Carissimi,
diverse volte abbiamo accennato al libero arbitrio che Dio ha concesso all’uomo per esercitare la sua libertà. Nel decimo capitolo che oggi iniziamo, Francesco di Sales ci invita a fare un salto di qualità con una “Esortazione a sacrificare a Dio il nostro libero arbitrio”. Alla figura di san Carlo Borromeo fa seguire quella di Abramo “come viva immagine del più forte e leale amore che si possa pensare in qualsiasi creatura”.
Siamo certi che tutti conoscono la storia del grande Patriarca considerato il padre degli Ebrei, dei Musulmani e dei Cristiani. Come certamente ricorderete egli, in obbedienza a Dio, lasciò la terra natia e si mise in cammino “con coraggio e ardore senza sapere dove andare”, lasciandosi tutto alle spalle: casa, parenti, beni.

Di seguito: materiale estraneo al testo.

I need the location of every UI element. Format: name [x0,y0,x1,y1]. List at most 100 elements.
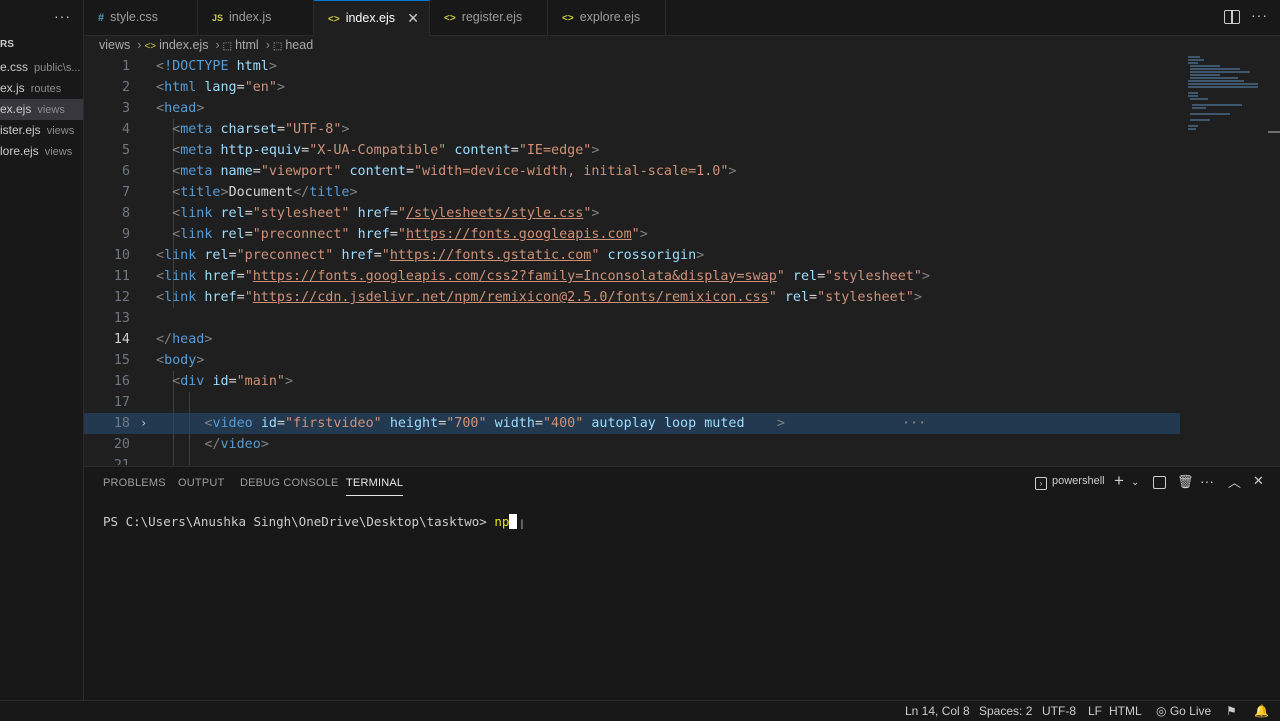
status-bar: Ln 14, Col 8 Spaces: 2 UTF-8 LF HTML ◎ G… [0,700,1280,721]
code-text: <meta http-equiv="X-UA-Compatible" conte… [172,143,600,158]
breadcrumb-head[interactable]: head [285,38,313,52]
js-file-icon: JS [212,13,224,23]
file-dir: views [44,146,73,158]
tab-explore-ejs[interactable]: <> explore.ejs [548,0,666,35]
terminal-input[interactable]: np [494,514,509,529]
code-text: <link rel="stylesheet" href="/stylesheet… [172,206,600,221]
minimap-line [1190,119,1210,121]
code-line: 4 <meta charset="UTF-8"> [84,119,1180,140]
tab-register-ejs[interactable]: <> register.ejs [430,0,548,35]
minimap-line [1190,98,1208,100]
code-text: <meta name="viewport" content="width=dev… [172,164,737,179]
broadcast-icon: ◎ [1156,704,1167,718]
code-text: <video id="firstvideo" height="700" widt… [204,416,785,431]
code-text: <link href="https://cdn.jsdelivr.net/npm… [156,290,922,305]
minimap-line [1188,59,1204,61]
language-mode[interactable]: HTML [1109,704,1142,718]
line-number: 14 [113,332,130,347]
split-terminal-icon[interactable] [1153,476,1166,489]
notifications-bell-icon[interactable]: 🔔 [1254,704,1269,718]
minimap-line [1188,80,1244,82]
code-line-highlighted: 18 › <video id="firstvideo" height="700" … [84,413,1180,434]
line-number: 4 [121,122,130,137]
minimap-line [1192,104,1242,106]
line-number: 18 [113,416,130,431]
split-editor-icon[interactable] [1224,10,1240,24]
indentation[interactable]: Spaces: 2 [979,704,1032,718]
code-editor[interactable]: 1 <!DOCTYPE html> 2 <html lang="en"> 3 <hea… [84,56,1280,465]
terminal-line[interactable]: PS C:\Users\Anushka Singh\OneDrive\Deskt… [103,514,518,529]
breadcrumb-html[interactable]: html [235,38,259,52]
chevron-right-icon: › [215,38,220,52]
end-of-line[interactable]: LF [1088,704,1102,718]
chevron-right-icon[interactable]: › [140,413,147,434]
code-line: 12 <link href="https://cdn.jsdelivr.net/n… [84,287,1180,308]
feedback-icon[interactable]: ⚑ [1226,704,1237,718]
tab-style-css[interactable]: # style.css [84,0,198,35]
terminal-shell-selector[interactable]: › powershell [1035,475,1105,490]
chevron-up-icon[interactable]: ︿ [1228,472,1241,491]
sidebar-file-index-js[interactable]: ex.js routes [0,78,83,99]
minimap-line [1190,65,1220,67]
scrollbar-marker[interactable] [1268,131,1280,133]
minimap-line [1190,77,1238,79]
tab-terminal[interactable]: TERMINAL [346,477,404,496]
ejs-file-icon: <> [562,13,574,24]
tab-output[interactable]: OUTPUT [178,477,224,489]
code-line: 10 <link rel="preconnect" href="https://f… [84,245,1180,266]
minimap-line [1188,95,1198,97]
code-line: 20 </video> [84,434,1180,455]
code-line: 17 [84,392,1180,413]
line-number: 10 [113,248,130,263]
tab-debug-console[interactable]: DEBUG CONSOLE [240,477,339,489]
code-line: 6 <meta name="viewport" content="width=d… [84,161,1180,182]
line-number: 21 [84,455,130,465]
close-icon[interactable]: ✕ [1253,473,1264,489]
more-actions-icon[interactable]: ··· [1200,473,1214,489]
plus-icon[interactable]: + [1114,471,1124,491]
line-number: 15 [113,353,130,368]
minimap-line [1188,86,1258,88]
breadcrumb-file[interactable]: index.ejs [159,38,208,52]
tab-index-js[interactable]: JS index.js [198,0,314,35]
tab-label: register.ejs [461,10,523,24]
code-line: 2 <html lang="en"> [84,77,1180,98]
file-name: ex.js [0,81,25,95]
line-number: 7 [121,185,130,200]
go-live-label: Go Live [1169,704,1212,718]
sidebar-file-explore-ejs[interactable]: lore.ejs views [0,141,83,162]
line-number: 11 [113,269,130,284]
file-name: e.css [0,60,29,74]
trash-icon[interactable]: 🗑 [1177,474,1194,490]
code-line: 3 <head> [84,98,1180,119]
cursor-position[interactable]: Ln 14, Col 8 [905,704,970,718]
chevron-down-icon[interactable]: ⌄ [1131,477,1139,488]
encoding[interactable]: UTF-8 [1042,704,1076,718]
code-line: 21 [84,455,1180,465]
close-icon[interactable]: ✕ [407,1,419,36]
open-editors-header[interactable]: RS [0,39,14,50]
folded-ellipsis[interactable]: ··· [902,413,926,434]
breadcrumb-folder[interactable]: views [99,38,130,52]
sidebar-file-style-css[interactable]: e.css public\s... [0,57,83,78]
go-live-button[interactable]: ◎ Go Live [1156,704,1211,718]
more-actions-icon[interactable]: ··· [1251,7,1268,23]
sidebar-file-register-ejs[interactable]: ister.ejs views [0,120,83,141]
code-text: <link rel="preconnect" href="https://fon… [172,227,648,242]
file-name: lore.ejs [0,144,39,158]
file-name: ex.ejs [0,102,32,116]
code-line: 9 <link rel="preconnect" href="https://f… [84,224,1180,245]
line-number: 3 [121,101,130,116]
minimap-line [1192,107,1206,109]
tab-label: explore.ejs [579,10,641,24]
more-actions-icon[interactable]: ··· [54,8,71,24]
chevron-right-icon: › [265,38,270,52]
shell-name: powershell [1052,475,1105,487]
tab-problems[interactable]: PROBLEMS [103,477,166,489]
minimap-line [1190,113,1230,115]
terminal-prompt: PS C:\Users\Anushka Singh\OneDrive\Deskt… [103,514,495,529]
tab-index-ejs[interactable]: <> index.ejs ✕ [314,0,430,36]
sidebar-file-index-ejs[interactable]: ex.ejs views [0,99,83,120]
breadcrumb: views › <> index.ejs › ⬚ html › ⬚ head [99,38,316,54]
minimap[interactable] [1186,56,1266,136]
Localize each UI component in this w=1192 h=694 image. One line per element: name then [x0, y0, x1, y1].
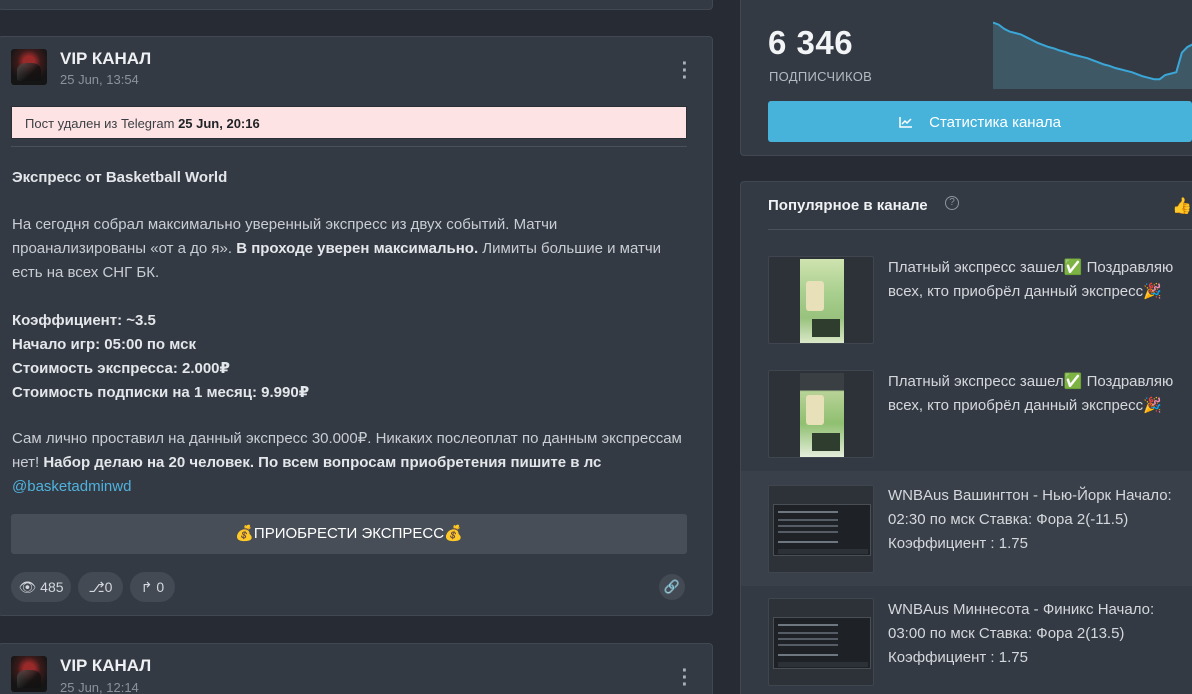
post-date[interactable]: 25 Jun, 12:14 — [60, 680, 139, 694]
start-time-text: Начало игр: 05:00 по мск — [12, 336, 196, 353]
question-circle-icon[interactable]: ? — [945, 196, 959, 210]
post-details: Коэффициент: ~3.5 Начало игр: 05:00 по м… — [12, 309, 692, 405]
post-thumbnail[interactable] — [768, 598, 874, 686]
post-paragraph-1: На сегодня собрал максимально уверенный … — [12, 216, 662, 281]
post-paragraph-3: Сам лично проставил на данный экспресс 3… — [12, 430, 682, 495]
forward-arrow-icon: ↱ — [140, 579, 153, 595]
divider — [11, 146, 687, 147]
buy-express-button[interactable]: 💰ПРИОБРЕСТИ ЭКСПРЕСС💰 — [11, 514, 687, 554]
subscription-price-text: Стоимость подписки на 1 месяц: 9.990₽ — [12, 384, 310, 401]
express-price-text: Стоимость экспресса: 2.000₽ — [12, 360, 230, 377]
sparkline-area — [993, 22, 1192, 89]
mention-link[interactable]: @basketadminwd — [12, 478, 131, 495]
divider — [768, 229, 1192, 230]
deleted-notice-text: Пост удален из Telegram — [25, 116, 175, 131]
popular-title: Популярное в канале — [768, 197, 928, 214]
share-icon: ⎇ — [88, 579, 105, 595]
subscribers-card: 6 346 ПОДПИСЧИКОВ Статистика канала — [740, 0, 1192, 156]
post-title: Экспресс от Basketball World — [12, 169, 228, 186]
popular-item[interactable]: WNBAus Вашингтон - Нью-Йорк Начало: 02:3… — [741, 471, 1192, 586]
post-thumbnail[interactable] — [768, 485, 874, 573]
thumbs-up-icon[interactable]: 👍 — [1172, 196, 1192, 216]
forwards-counter[interactable]: ↱ 0 — [130, 572, 175, 602]
previous-post-card — [0, 0, 713, 10]
more-options-icon[interactable]: · · · — [675, 661, 695, 694]
channel-stats-button[interactable]: Статистика канала — [768, 101, 1192, 142]
coefficient-text: Коэффициент: ~3.5 — [12, 312, 156, 329]
channel-name[interactable]: VIP КАНАЛ — [60, 656, 151, 676]
channel-name[interactable]: VIP КАНАЛ — [60, 49, 151, 69]
popular-item[interactable]: WNBAus Миннесота - Финикс Начало: 03:00 … — [741, 586, 1192, 694]
popular-item[interactable]: Платный экспресс зашел✅ Поздравляю всех,… — [741, 356, 1192, 471]
more-options-icon[interactable]: · · · — [675, 54, 695, 88]
link-icon[interactable]: 🔗 — [659, 574, 685, 600]
subscribers-count: 6 346 — [768, 24, 854, 61]
channel-avatar[interactable] — [11, 49, 47, 85]
channel-avatar[interactable] — [11, 656, 47, 692]
eye-icon: 👁 — [18, 579, 37, 595]
post-card: VIP КАНАЛ 25 Jun, 13:54 · · · Пост удален … — [0, 36, 713, 616]
shares-counter[interactable]: ⎇0 — [78, 572, 123, 602]
subscribers-label: ПОДПИСЧИКОВ — [769, 69, 873, 84]
views-counter[interactable]: 👁 485 — [11, 572, 71, 602]
deleted-notice-date: 25 Jun, 20:16 — [178, 116, 260, 131]
subscribers-sparkline — [993, 21, 1192, 89]
chart-line-icon — [899, 114, 917, 131]
post-thumbnail[interactable] — [768, 256, 874, 344]
post-date[interactable]: 25 Jun, 13:54 — [60, 72, 139, 87]
popular-item[interactable]: Платный экспресс зашел✅ Поздравляю всех,… — [741, 241, 1192, 356]
post-thumbnail[interactable] — [768, 370, 874, 458]
post-card: VIP КАНАЛ 25 Jun, 12:14 · · · — [0, 643, 713, 694]
deleted-notice: Пост удален из Telegram 25 Jun, 20:16 — [11, 106, 687, 139]
popular-posts-card: Популярное в канале ? 👍 Платный экспресс… — [740, 181, 1192, 694]
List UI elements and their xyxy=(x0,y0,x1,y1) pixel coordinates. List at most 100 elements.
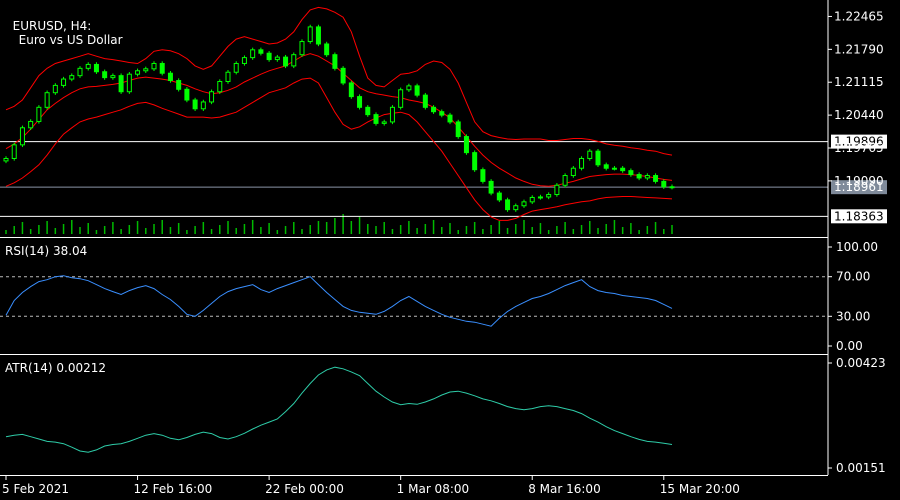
candle-body xyxy=(52,84,58,94)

Ma, aggiunge il nostro Autore, “questo non è niente a confronto di quanto fece in seguito”: accettare la richiesta, da parte di Dio, del sacrificio del figlio Isacco, il figlio della promessa tanto atteso e desiderato. Per non dilungarci troppo vi invitiamo a rileggere i primi 19 versetti del capitolo 22 del libro della Genesi. Francesco, per farci capire meglio dove vuole andare a parare, fa un parallelismo, quanto meno particolare, tra il pensiero di Gesù che considera già adulterio il solo desiderare una donna (Cfr. Mt 5,28) con quanto fece Abramo dopo aver preparato l’altare sul quale stava per immolare Isacco: “Chi lega il figlio per immolarlo, nel suo cuore lo ha già sacrificato…sacrificio che non ha l’uguale, sacrificio che non è possibile stimare e lodare abbastanza”. I teologi di tutti i tempi si sono sempre trovati in accordo nel leggere questo episodio biblico in chiave cristologica anche se, in un certo senso, l’epilogo è stato diverso in vista della salvezza dell’umanità. Giunto a questo punto il de Sales si pone una inaspettata domanda: quale dei due amori è stato il più grande? Quello di Abramo che “per piacere a Dio immola (col pensiero) il figlio tanto amabile, o quello del figlio che, per piacere a Dio, accetta di essere immolato…?” E come di consueto ci dà anche la risposta che vogliamo riportare integralmente: “Per conto mio, preferisco il padre nella longanimità (leggi generosità), ma do pure senza alcun dubbio il premio della magnanimità al figlio. Da un lato è veramente una meraviglia, ma non così grande, vedere Abramo, già vecchio e molto sperimentato nella scienza di amar Dio, e fortificato dalla recente visione e parola divina, fare quest’ultimo sforzo di fedeltà e di dilezione verso un maestro, di cui aveva così spesso sperimentato ed assaporato la soavità e la provvidenza; ma vedere Isacco, nella primavera della vita, ancora novizio e principiante nell’arte di amare il suo Dio, offrirsi, sulla sola parola del padre, al ferro e al fuoco per essere olocausto di obbedienza alla divina volontà, è cosa che sorpassa ogni ammirazione”. Gran bella cosa il libero arbitrio ma, spesso, ci mette nei guai…
Oggi con tutta la Chiesa celebriamo la memoria di san Luigi Gonzaga che, durante la peste che fece strage a Roma alla fine del XVI secolo, nell’intento di soccorrere un appestato, immolò la sua giovane vita…aveva solo 23 anni.
Preghiamo
O Dio, principio e fonte di ogni bene, che in san Luigi Gonzaga hai unito in modo mirabile l’austerità e la purezza, fa’ che per i suoi meriti e le sue preghiere, se non lo abbiamo imitato nell’innocenza, lo seguiamo sulla via della penitenza evangelica. Amen
E noi, a chi diamo il “primato” tra Abramo e Isacco, tra il Padre e il Figlio? Consideriamo che tanto il Padre quanto il Figlio, hanno un unico desiderio: quello di salvarci.
Buona giornata e auguri a tutti i Luigi che conosciamo.